Your negotiation ensures good conditions for the project
In projects everything is negotiable – are you aware of that?
Consider your latest project. How would it have turned out, if you had the relevant resources, if the participants had been able to put in the necessary work at the right time, if you didn’t have to yield to certain stakeholders’ requests? In every one of these situations you might have been able to negotiate a better situation and thereby a better project result. Negotiation is a vital part of project management and you are in a negotiation situation every single day.
Experienced negotiators know that in order to be effective you have to exaggerate your demands. There are five good reasons for this:
- Maybe your demands are met.
- It leaves room for negotiation.
- It increases the perceived value of what you are offering.
- It prohibits negotiations from reaching a deadlock.
- It creates a context where your counterpart feels she’s winning.
Use the negotiator’s 10 commandments:
- Realize what is important to you and where you can resign.
- Always let your counterpart make the first offer – then you know her expectations.
- Think win-win. Make your first offer high so you will be able to decrease.
- If your counterpart says: ”This I cannot accept”, you ask: “What can you accept then?”

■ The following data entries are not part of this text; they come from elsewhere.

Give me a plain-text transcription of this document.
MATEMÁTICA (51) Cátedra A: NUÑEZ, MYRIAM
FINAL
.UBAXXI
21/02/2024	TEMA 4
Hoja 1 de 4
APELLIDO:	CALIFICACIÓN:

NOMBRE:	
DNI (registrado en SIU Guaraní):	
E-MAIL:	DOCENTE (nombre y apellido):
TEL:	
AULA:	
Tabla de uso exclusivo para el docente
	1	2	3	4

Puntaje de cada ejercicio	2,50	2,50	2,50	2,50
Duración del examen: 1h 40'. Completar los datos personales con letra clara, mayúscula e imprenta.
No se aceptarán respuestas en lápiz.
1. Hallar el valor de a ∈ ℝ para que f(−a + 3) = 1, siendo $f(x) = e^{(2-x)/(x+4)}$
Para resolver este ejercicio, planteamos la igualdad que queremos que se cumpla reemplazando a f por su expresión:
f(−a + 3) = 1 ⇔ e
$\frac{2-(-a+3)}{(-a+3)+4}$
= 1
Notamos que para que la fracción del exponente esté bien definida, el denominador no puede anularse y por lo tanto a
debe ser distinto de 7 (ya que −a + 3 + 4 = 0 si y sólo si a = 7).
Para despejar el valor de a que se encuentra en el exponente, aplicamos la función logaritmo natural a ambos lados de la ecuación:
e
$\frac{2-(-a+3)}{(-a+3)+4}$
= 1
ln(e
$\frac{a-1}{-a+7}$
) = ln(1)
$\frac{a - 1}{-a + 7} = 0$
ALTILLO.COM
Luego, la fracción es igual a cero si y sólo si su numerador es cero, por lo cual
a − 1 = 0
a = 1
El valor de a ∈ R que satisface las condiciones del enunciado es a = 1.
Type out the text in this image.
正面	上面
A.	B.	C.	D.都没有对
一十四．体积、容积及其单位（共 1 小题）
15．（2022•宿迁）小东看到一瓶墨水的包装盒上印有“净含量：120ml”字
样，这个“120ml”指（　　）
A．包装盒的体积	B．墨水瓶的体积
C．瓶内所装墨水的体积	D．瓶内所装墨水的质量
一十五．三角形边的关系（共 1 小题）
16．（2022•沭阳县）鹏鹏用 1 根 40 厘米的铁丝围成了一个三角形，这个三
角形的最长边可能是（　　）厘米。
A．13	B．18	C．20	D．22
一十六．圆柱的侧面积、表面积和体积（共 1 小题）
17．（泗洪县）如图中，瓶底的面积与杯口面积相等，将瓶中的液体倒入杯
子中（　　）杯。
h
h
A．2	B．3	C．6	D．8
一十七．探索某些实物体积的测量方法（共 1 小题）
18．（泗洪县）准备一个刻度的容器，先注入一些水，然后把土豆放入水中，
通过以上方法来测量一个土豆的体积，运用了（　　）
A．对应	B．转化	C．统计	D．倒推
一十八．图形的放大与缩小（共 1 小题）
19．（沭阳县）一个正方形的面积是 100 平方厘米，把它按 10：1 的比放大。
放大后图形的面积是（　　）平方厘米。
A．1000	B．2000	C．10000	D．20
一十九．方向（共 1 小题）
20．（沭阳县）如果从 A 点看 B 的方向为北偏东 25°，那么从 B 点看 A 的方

- Appear shocked over your counterparts offer – emotions are important too.
- Remember it is give and take, otherwise your are not being serious.
- Never split the difference fifty-fifty.
- Invent creative compromises which benefit both parties.
- Avoid conflict escalating behaviour.
- If your counterpart has a conflict escalating behaviour you can point out that this approach is unpleasant – not the person.
Be hard on the issue – and soft on the people. Separate the person from the issue. Good relations don’t necessarily force you to be Mr. Nice Guy. Your responsibility is the project result!